The Bolt, if equipped with a Supercharger compatible inlet, would have a tough time doing the 140 mile jump with 80% battery at highway speeds. Remember, the EPA rating is done at an average speed of 48 mpg and less. If you look at the MPGe ratings of 3 popular EVs:
Model S 60: 94 city, 97 highway, 95 combined
Nissan Leaf: 124 city, 101 highway, 112 combined
BMW i3: 129 city, 106 highway, 118 combined
You would think that the i3 is the most efficient BEV available today, right? But note the trajectory of the ratings... the i3 was 129 MPGe city, then 106 highway, which averages 48 mpg. However, at 70 mph, it is less efficient than a Model S. Note how the Model S' city rating is less than its highway rating. The Idaho National Labs testing results demonstrate this:
Library - Alphabetical | Advanced Vehicle Testing Activity
At 70 mph, the 2013 Leaf gets 359 Wh/mi.
At 70 mph, the i3 uses 313 Wh/mi.
At 70 mph, the Model S 85 kWh gets 301 Wh/mi.
Note that the tested Model S is the least efficient Model S made... the 85 kWh version. The 60 kWh version is more efficient (lower rolling resistance with less weight), as is the dual drive units. The Model 3 is expected to have far less CdA... in the low 5 sq ft, versus 6.2 on the Model S, versus 8.05 on the Bolt. The Bolt will likely be slightly worse than the Leaf at 70 mph with such poor CdA of 8.05 versus 7.8 sq ft.
This is why 200 miles of EPA range in a Bolt is not 200 miles of EPA range in a Model 3... they are not equivalent. It would not be surprising if the Bolt is 25% less efficient at 70 mph.
At 140 miles, a base level Model 3 is likely designed to be on the edge of acceptable... 2 hours of driving @ 70 mph, 45 minutes of charging, starting at 80% SoC and leaving some extra range as a buffer. A Bolt would likely be bare knuckles to make 140 miles at 70 mph. It would likely need 51 kWh in ideal conditions, meaning 90% of 57 kWh (60 kWh - 3 kWh buffer). Throw in some rain, colder weather, elevation changes, or some headwind and it would have a hard time, even at 100% charge depending on the conditions. For a Bolt, a comfortable long distance cadence would mean somewhere closer to 100 miles apart in spacing in order to account for rain, cold, headwind, and/or battery degradation. Again, do we build a CCS L3 charging network around a Bolt?

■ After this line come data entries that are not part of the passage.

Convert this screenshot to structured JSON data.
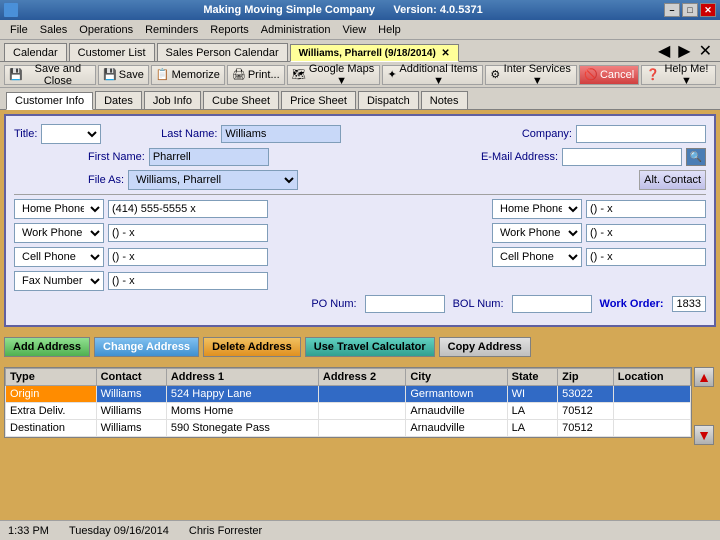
{
  "window": {
    "title": "Making Moving Simple Company",
    "version": "Version: 4.0.5371",
    "icon": "app-icon"
  },
  "title_bar": {
    "minimize_label": "–",
    "maximize_label": "□",
    "close_label": "✕"
  },
  "menu": {
    "items": [
      "File",
      "Sales",
      "Operations",
      "Reminders",
      "Reports",
      "Administration",
      "View",
      "Help"
    ]
  },
  "main_tabs": [
    {
      "id": "calendar",
      "label": "Calendar"
    },
    {
      "id": "customer-list",
      "label": "Customer List"
    },
    {
      "id": "sales-person",
      "label": "Sales Person Calendar"
    },
    {
      "id": "williams",
      "label": "Williams, Pharrell (9/18/2014)",
      "active": true
    }
  ],
  "toolbar": {
    "buttons": [
      {
        "id": "save-close",
        "icon": "💾",
        "label": "Save and Close"
      },
      {
        "id": "save",
        "icon": "💾",
        "label": "Save"
      },
      {
        "id": "memorize",
        "icon": "📋",
        "label": "Memorize"
      },
      {
        "id": "print",
        "icon": "🖨",
        "label": "Print..."
      },
      {
        "id": "google-maps",
        "icon": "🗺",
        "label": "Google Maps ▼"
      },
      {
        "id": "additional-items",
        "icon": "✦",
        "label": "Additional Items ▼"
      },
      {
        "id": "inter-services",
        "icon": "⚙",
        "label": "Inter Services ▼"
      },
      {
        "id": "cancel",
        "icon": "🚫",
        "label": "Cancel"
      },
      {
        "id": "help",
        "icon": "❓",
        "label": "Help Me! ▼"
      }
    ]
  },
  "customer_tabs": [
    {
      "id": "customer-info",
      "label": "Customer Info",
      "active": true
    },
    {
      "id": "dates",
      "label": "Dates"
    },
    {
      "id": "job-info",
      "label": "Job Info"
    },
    {
      "id": "cube-sheet",
      "label": "Cube Sheet"
    },
    {
      "id": "price-sheet",
      "label": "Price Sheet"
    },
    {
      "id": "dispatch",
      "label": "Dispatch"
    },
    {
      "id": "notes",
      "label": "Notes"
    }
  ],
  "form": {
    "title_label": "Title:",
    "title_value": "",
    "last_name_label": "Last Name:",
    "last_name_value": "Williams",
    "company_label": "Company:",
    "company_value": "",
    "first_name_label": "First Name:",
    "first_name_value": "Pharrell",
    "email_label": "E-Mail Address:",
    "email_value": "",
    "file_as_label": "File As:",
    "file_as_value": "Williams, Pharrell",
    "alt_contact_label": "Alt. Contact",
    "phone_rows": [
      {
        "type1": "Home Phone",
        "val1": "(414) 555-5555 x",
        "type2": "Home Phone",
        "val2": "() - x"
      },
      {
        "type1": "Work Phone",
        "val1": "() - x",
        "type2": "Work Phone",
        "val2": "() - x"
      },
      {
        "type1": "Cell Phone",
        "val1": "() - x",
        "type2": "Cell Phone",
        "val2": "() - x"
      },
      {
        "type1": "Fax Number",
        "val1": "() - x",
        "type2": "",
        "val2": ""
      }
    ],
    "po_num_label": "PO Num:",
    "po_num_value": "",
    "bol_num_label": "BOL Num:",
    "bol_num_value": "",
    "work_order_label": "Work Order:",
    "work_order_value": "1833"
  },
  "address_buttons": [
    {
      "id": "add-address",
      "label": "Add Address",
      "style": "green"
    },
    {
      "id": "change-address",
      "label": "Change Address",
      "style": "blue"
    },
    {
      "id": "delete-address",
      "label": "Delete Address",
      "style": "orange"
    },
    {
      "id": "travel-calculator",
      "label": "Use Travel Calculator",
      "style": "teal"
    },
    {
      "id": "copy-address",
      "label": "Copy Address",
      "style": "gray"
    }
  ],
  "address_table": {
    "headers": [
      "Type",
      "Contact",
      "Address 1",
      "Address 2",
      "City",
      "State",
      "Zip",
      "Location"
    ],
    "rows": [
      {
        "type": "Origin",
        "contact": "Williams",
        "address1": "524 Happy Lane",
        "address2": "",
        "city": "Germantown",
        "state": "WI",
        "zip": "53022",
        "location": "",
        "selected": true
      },
      {
        "type": "Extra Deliv.",
        "contact": "Williams",
        "address1": "Moms Home",
        "address2": "",
        "city": "Arnaudville",
        "state": "LA",
        "zip": "70512",
        "location": ""
      },
      {
        "type": "Destination",
        "contact": "Williams",
        "address1": "590 Stonegate Pass",
        "address2": "",
        "city": "Arnaudville",
        "state": "LA",
        "zip": "70512",
        "location": ""
      }
    ]
  },
  "status_bar": {
    "time": "1:33 PM",
    "date": "Tuesday 09/16/2014",
    "user": "Chris Forrester"
  }
}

It would be nice if we had a properly designed profile for building a charging network... the UDDS standard for 200 miles of range to pick up the CARB ZEV credits was not quite properly designed to incentivize the right kind of BEVs. GM picked a design that would likely pick up the 200 miles range ZEV credits, but fail in the real world of long distance BEVs.

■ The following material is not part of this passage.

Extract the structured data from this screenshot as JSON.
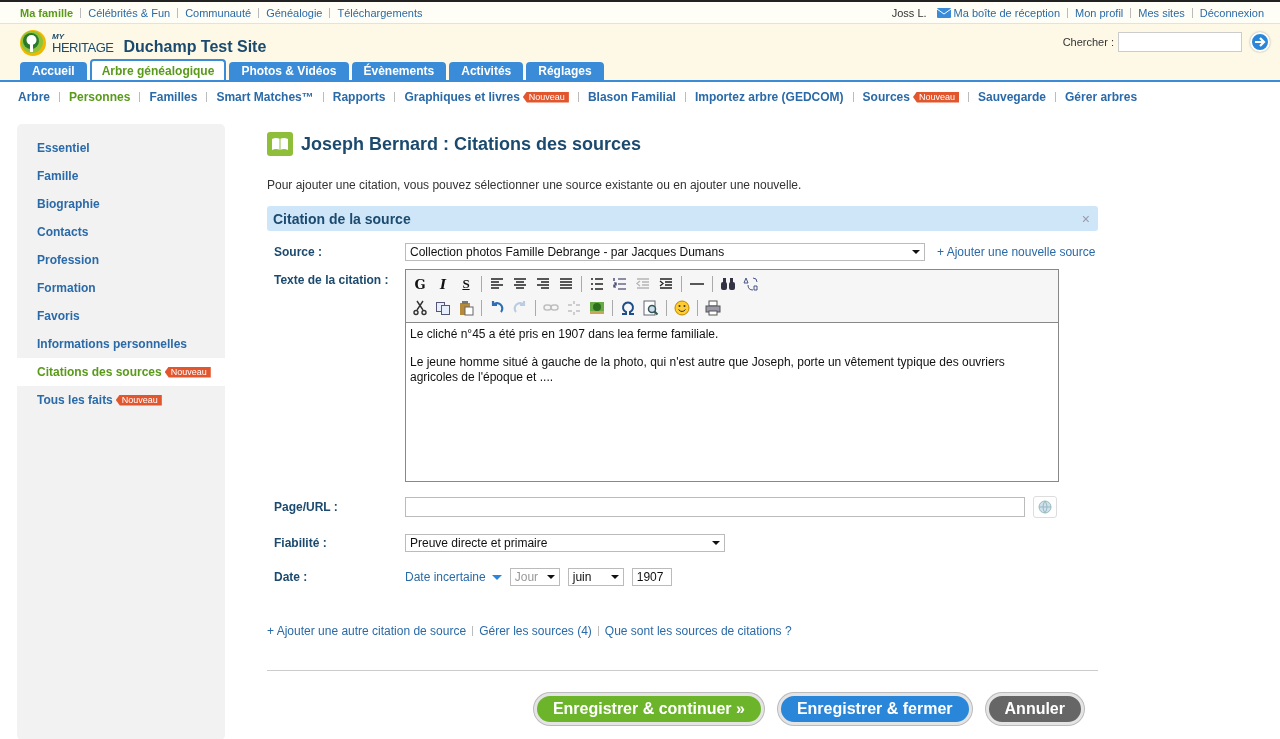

As for why Tesla didn't design the Model Y right now, chances are they need yet another iteration of the battery chemistry to tolerate the aerodynamic losses. Another iteration or two may make the Model 3 platform something that could tolerate building a hatchback version, or a compact-SUV/crossover. But not with the current chemistry. Note the Model X shipped with a step up in specific energy over the original Model S in order to get almost the same range (85 kWh versus 90 kWh packs). The Bolt's pack level specific energy is not even quite the original 2012 85 kWh Tesla pack.